A partir das frases fui-me lembrando do resto do sonho. Enfim, não do sonho completo. Mas da parte que relato acima. 

No início de abril vivi um sonho ainda mais curioso, e que agora me parece estranhamente ligado ao de Bernardo Soares. Sonhei que numa grande praça de Madri aparecia uma frase escrita no céu, como se fosse uma nuvem, ou a bruma produzida pelo respirar de alguém no ar gelado: “Todo habla!” (“tudo fala!).

A partir dessa altura começaram a aparecer palavras ou frases breves escritas no céu, um pouco por todo o mundo. Eventualmente, era possível comunicar-se com quem quer que estivesse escrevendo aquelas palavras. “Quem és tu?”, perguntei, ao abrir os olhos, numa praia, e descobrir acima das largas folhas verdes das palmeiras a palavra “Escutem”. E a entidade respondeu: “Somos vocês!”

Na lógica interna do sonho, quem se comunicava conosco era o próprio vírus, ou talvez a entidade responsável pela sua existência.

Suspeito que Bernardo Soares me apareceu no segundo sonho para me ajudar a compreender o primeiro.
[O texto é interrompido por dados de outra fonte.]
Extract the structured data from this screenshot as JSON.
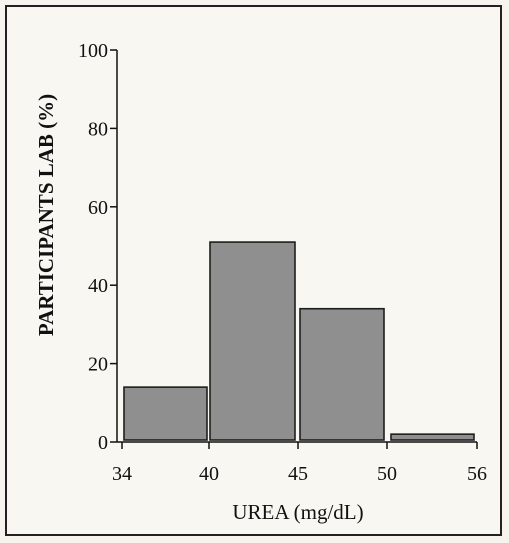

Se eu não tivesse anotado as frases, ou se não tivesse encontrado o papel onde tomei as notas, teria perdido todo o sonho. Inquieta-me pensar que isso pode ter sucedido e eu nunca conseguirei saber o fim. Em todo o caso, fico com a terrível impressão de que os meus sonhos, tentando explicar a realidade, são mais credíveis do que esta. 

Ora, quase sempre aquilo que nos parece claro e coerente durante um sonho se revela, no momento em que despertamos, ridiculamente absurdo. Se nos fosse possível (talvez seja) despertar da realidade em que vivemos para uma outra, um grau acima desta, isto é, mais lúcida do que esta, provavelmente experimentaríamos um idêntico sentimento. O problema é quando as fronteiras entre sonho e realidade se começam a esbater.

Mau, mau mesmo, é quando os sonhos nos parecem mais lúcidos do que a realidade. Ou é a realidade que está se desmanchando — ou somos nós.